Wer auf das neue iTunes Version 10 umgestellt hat, wird neben ein bisschen Design update vor allem das neue Icon bemerkt haben. Im Vergleich zum alten kein Geniestreich. Was sich aber ebenfalls mitinstalliert ist Ping, Apples neue Social Network Komponente. Hier ein Überblick was Ping ist und kann.
Bevor ihr nun einen kalten Schauer bekommt, weil es schon wieder ein neues Network gibt, erstmal Entwarnung. iTunes könnt ihr auch wie gewohnt weiterhin benutzen ohne Ping beitreten zu müssen. Wer es sich anschauen will, findet in der linken Menuleiste unter Store das Ping Icon mit zwei Sprechblasen. Ein klick und es erscheit der Screen wie ihr ihn oben sehen könnt. Anmelden über den Store und ein paar Angaben zu Euch, ein Foto, fast fertig. Dann noch schnell Lieblingsmusik angeben und schon ist man drin. Und dann?

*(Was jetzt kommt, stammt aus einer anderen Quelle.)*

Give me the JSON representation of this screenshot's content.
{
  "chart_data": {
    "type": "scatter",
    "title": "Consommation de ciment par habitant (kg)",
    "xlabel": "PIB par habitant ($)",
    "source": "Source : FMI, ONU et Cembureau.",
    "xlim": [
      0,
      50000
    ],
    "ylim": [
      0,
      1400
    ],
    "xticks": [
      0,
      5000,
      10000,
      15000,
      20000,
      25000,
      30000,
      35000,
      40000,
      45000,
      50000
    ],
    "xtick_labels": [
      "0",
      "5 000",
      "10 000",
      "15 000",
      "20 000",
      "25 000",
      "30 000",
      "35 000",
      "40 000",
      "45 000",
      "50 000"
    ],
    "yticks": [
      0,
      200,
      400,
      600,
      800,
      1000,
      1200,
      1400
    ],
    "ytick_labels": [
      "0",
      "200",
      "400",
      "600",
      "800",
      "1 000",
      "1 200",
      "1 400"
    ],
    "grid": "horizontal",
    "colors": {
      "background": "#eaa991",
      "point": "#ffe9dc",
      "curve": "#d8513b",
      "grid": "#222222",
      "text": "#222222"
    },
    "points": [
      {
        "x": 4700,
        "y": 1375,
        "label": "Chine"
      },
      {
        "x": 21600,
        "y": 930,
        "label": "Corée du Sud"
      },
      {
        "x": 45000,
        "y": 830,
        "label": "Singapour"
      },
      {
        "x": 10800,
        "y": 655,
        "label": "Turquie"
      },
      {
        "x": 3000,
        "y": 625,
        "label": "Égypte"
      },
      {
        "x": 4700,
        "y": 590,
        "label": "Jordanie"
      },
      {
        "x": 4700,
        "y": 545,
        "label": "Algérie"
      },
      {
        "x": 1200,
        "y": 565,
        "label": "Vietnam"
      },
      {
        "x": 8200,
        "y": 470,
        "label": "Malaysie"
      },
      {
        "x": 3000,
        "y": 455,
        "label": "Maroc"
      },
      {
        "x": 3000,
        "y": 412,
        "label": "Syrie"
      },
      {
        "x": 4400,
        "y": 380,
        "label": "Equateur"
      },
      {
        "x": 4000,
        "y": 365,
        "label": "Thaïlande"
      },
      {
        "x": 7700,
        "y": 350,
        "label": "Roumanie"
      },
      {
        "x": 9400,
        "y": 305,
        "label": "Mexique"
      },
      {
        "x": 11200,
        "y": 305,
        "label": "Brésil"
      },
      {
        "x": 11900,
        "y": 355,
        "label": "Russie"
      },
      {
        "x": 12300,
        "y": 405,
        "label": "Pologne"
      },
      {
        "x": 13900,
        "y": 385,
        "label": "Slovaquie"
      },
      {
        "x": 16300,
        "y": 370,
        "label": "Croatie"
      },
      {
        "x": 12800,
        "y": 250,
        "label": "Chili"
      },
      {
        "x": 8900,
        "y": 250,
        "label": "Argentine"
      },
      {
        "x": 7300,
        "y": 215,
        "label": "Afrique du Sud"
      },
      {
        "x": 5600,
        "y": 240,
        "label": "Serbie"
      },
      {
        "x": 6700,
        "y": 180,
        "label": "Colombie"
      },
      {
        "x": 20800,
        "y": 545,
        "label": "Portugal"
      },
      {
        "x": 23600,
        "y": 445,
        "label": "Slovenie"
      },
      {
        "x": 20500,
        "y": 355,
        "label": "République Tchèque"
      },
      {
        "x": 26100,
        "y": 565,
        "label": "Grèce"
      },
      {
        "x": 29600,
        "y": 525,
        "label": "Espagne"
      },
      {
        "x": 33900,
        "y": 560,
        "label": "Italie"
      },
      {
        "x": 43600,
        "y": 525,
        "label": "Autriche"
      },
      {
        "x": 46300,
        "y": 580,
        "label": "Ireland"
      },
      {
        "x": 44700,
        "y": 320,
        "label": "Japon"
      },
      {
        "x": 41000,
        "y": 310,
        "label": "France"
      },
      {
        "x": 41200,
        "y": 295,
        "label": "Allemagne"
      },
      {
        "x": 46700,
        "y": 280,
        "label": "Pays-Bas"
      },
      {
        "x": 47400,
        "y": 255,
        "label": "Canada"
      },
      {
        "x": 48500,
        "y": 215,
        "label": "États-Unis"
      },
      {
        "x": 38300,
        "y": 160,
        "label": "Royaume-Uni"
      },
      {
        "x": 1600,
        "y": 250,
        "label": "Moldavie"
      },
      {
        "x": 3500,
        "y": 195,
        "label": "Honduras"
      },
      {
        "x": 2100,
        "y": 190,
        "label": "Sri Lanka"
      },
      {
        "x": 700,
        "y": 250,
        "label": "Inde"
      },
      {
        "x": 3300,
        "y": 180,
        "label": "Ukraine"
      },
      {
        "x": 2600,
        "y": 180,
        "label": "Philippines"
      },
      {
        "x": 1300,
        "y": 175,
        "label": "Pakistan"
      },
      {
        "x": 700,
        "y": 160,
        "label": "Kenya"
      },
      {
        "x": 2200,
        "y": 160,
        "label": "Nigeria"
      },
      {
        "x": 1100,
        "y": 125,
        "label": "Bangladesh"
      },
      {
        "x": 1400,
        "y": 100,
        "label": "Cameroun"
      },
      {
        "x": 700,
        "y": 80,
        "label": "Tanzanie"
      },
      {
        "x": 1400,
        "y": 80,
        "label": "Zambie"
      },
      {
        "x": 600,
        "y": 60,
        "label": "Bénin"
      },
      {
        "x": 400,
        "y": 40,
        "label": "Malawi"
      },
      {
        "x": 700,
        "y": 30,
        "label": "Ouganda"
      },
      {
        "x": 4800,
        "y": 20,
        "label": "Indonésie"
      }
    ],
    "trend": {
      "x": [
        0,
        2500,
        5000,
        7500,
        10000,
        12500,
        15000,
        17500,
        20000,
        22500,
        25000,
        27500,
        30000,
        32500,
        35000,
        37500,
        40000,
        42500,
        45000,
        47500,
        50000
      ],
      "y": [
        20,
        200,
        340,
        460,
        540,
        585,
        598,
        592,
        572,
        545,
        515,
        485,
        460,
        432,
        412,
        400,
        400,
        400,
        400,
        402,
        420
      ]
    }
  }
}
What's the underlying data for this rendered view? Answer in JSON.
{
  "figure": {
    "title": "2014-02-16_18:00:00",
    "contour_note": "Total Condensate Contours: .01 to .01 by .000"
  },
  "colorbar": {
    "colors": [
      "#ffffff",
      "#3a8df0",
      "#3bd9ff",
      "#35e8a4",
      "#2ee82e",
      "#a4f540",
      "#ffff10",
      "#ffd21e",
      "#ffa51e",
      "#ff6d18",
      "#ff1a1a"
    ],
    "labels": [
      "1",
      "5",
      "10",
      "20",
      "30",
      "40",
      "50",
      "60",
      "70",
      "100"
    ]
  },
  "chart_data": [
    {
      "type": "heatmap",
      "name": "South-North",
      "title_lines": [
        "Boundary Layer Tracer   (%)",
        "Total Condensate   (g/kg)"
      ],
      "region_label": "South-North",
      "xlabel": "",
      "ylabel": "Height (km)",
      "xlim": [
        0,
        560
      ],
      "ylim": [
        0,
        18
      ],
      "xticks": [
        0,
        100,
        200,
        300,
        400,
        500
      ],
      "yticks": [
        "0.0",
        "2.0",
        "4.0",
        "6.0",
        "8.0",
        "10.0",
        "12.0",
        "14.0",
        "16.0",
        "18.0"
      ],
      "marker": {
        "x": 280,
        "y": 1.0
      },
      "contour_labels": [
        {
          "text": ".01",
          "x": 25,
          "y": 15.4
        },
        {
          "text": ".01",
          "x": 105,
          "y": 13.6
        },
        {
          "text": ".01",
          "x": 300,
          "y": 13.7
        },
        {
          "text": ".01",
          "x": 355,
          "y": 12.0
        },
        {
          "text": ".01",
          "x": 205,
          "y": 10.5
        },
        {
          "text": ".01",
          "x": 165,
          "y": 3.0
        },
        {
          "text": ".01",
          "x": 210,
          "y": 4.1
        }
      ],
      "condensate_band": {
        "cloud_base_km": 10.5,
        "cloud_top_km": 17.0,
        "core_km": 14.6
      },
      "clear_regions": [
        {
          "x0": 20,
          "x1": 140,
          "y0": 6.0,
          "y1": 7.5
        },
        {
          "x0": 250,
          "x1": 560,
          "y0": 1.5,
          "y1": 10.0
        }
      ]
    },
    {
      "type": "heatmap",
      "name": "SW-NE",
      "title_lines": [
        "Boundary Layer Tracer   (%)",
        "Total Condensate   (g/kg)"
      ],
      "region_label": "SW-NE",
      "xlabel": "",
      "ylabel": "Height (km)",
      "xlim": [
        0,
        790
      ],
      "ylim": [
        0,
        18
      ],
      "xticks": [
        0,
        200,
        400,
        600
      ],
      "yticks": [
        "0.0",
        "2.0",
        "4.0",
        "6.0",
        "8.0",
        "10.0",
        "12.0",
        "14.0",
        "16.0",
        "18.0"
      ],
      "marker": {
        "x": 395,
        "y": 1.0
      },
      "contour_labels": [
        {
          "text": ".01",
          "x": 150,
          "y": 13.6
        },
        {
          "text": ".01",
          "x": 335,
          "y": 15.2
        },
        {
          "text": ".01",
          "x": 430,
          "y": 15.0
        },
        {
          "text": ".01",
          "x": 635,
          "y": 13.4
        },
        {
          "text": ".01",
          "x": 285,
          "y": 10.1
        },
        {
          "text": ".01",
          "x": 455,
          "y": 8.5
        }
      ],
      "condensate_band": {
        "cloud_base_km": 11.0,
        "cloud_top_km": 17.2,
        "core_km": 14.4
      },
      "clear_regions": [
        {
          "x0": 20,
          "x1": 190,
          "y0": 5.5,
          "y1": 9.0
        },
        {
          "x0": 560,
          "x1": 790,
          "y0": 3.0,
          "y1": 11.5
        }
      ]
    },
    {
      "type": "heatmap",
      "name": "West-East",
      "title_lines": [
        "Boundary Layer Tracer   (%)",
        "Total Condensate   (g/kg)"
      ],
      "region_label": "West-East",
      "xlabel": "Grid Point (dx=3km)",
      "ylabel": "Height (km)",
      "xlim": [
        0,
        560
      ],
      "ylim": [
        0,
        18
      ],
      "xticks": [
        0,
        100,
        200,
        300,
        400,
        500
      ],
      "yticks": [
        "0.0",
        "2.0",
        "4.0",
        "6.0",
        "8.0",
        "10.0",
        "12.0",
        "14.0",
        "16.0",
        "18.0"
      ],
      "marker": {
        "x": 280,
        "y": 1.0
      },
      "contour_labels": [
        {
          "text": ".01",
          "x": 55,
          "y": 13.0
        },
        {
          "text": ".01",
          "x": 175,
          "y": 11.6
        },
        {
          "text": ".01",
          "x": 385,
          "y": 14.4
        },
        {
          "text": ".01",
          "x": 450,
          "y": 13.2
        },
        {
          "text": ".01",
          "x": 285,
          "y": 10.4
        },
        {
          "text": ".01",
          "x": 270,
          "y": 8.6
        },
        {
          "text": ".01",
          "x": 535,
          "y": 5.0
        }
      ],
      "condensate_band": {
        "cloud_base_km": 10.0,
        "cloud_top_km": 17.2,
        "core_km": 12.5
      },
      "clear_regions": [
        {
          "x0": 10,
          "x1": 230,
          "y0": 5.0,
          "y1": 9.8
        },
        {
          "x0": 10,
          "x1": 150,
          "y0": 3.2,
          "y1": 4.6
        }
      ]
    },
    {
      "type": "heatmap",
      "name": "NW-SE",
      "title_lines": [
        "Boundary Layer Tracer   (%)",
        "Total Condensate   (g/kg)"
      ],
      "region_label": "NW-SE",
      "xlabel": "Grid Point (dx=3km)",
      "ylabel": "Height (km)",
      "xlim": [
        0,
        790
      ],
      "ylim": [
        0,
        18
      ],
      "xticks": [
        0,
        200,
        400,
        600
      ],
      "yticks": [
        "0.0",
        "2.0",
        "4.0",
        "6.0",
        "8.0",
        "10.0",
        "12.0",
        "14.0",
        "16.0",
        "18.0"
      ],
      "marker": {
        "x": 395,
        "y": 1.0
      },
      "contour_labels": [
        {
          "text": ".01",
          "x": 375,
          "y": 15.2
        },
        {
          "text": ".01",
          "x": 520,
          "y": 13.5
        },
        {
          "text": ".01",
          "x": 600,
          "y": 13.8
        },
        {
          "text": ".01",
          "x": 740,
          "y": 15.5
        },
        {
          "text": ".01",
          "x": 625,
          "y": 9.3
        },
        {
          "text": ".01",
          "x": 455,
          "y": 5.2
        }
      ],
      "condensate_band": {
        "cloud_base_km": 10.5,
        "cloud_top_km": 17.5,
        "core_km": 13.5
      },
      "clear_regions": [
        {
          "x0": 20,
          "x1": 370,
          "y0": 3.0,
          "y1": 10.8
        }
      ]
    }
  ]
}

Vorschläge welchen Künstler man folgen sollte.
Das ist mal der erste Screen. Funktioniert mal gar nicht! Weil Ping sich nicht dafür interessiert was ich für Musik höre und bewerte, sondern anscheinend völlig willkürliche Vorschlage macht (mir wurde empfohlen z.B. Cher zu folgen!?) Kein grosser Wurf an dieser Stelle, da muss noch dran gearbeitet werden, denn Genius funktioniert sehr gut. Warum man die Daten da nicht verknüpft ist mir schleierhaft.
Ping weiss nicht was ich gerne in der eigenen Library höre
Noch seltsamer, Ping liest nicht einmal aus, welche Songs ich in der eigenen Library mit wieviel Sternchen bewertet habe um zu schauen was ich lieber mag als anderes. Das finde ich nun wirklich schwach.
Nur Musik, nur iTunes
Ping ist kein Network das jeder Nutzen kann, es exitiert nur innerhalb von iTunes. Ausserdem kann man momentan nur auf der Musikschiene fahren. Videos, Podcasts, Apps – zu all dem kann ich keine Angaben machen und mich austauschen.
Privatsphäre
Das funktioniert hier mal wirklich einfach, so wie bei twitter. Mein Profil ist grundsätzlich öffentlich und für jeden auffindbar. Ich kann entscheiden ob mir jeder folgen darf, oder ob ich genehmigen muss. Man kann noch in den “privaten” Modus stellen, dann kann niemand (nicht mal Freunde) sehen was ich schreibe. Was dass für einen Sinn macht erschliesst sich mir nicht. Ebenso kann man auch im öffentlichen Modus verhindern, dass andere meinen (peinlichen?) Musikgeschmack sehen können. Wer also immer noch grosser Roxette oder Dr. Alban Fan ist, muss sich hier nicht öffentlich lächerlich machen.
Fazit
Ping sieht mal auf den ersten Blick nett aus, wie alles was Apple macht. Allerdings sind die Funktionen noch rudimentär, hackelig und nicht zu Ende gedacht. Wird an den Schwachstellen noch nachgebessert könnte es für echt Musikfans (und Filmfreaks, Podcaster und App lovers) eine interessante Plattform werden. Mit ein bisschen Geschick und den nötigen Funktionen sogar ein würdiger Nachfolger für myspace – allerdings nur in iTunes
Habt Ihr schonmal reingeschaut? Was haltet ihr von Ping? Könnte das noch was werden?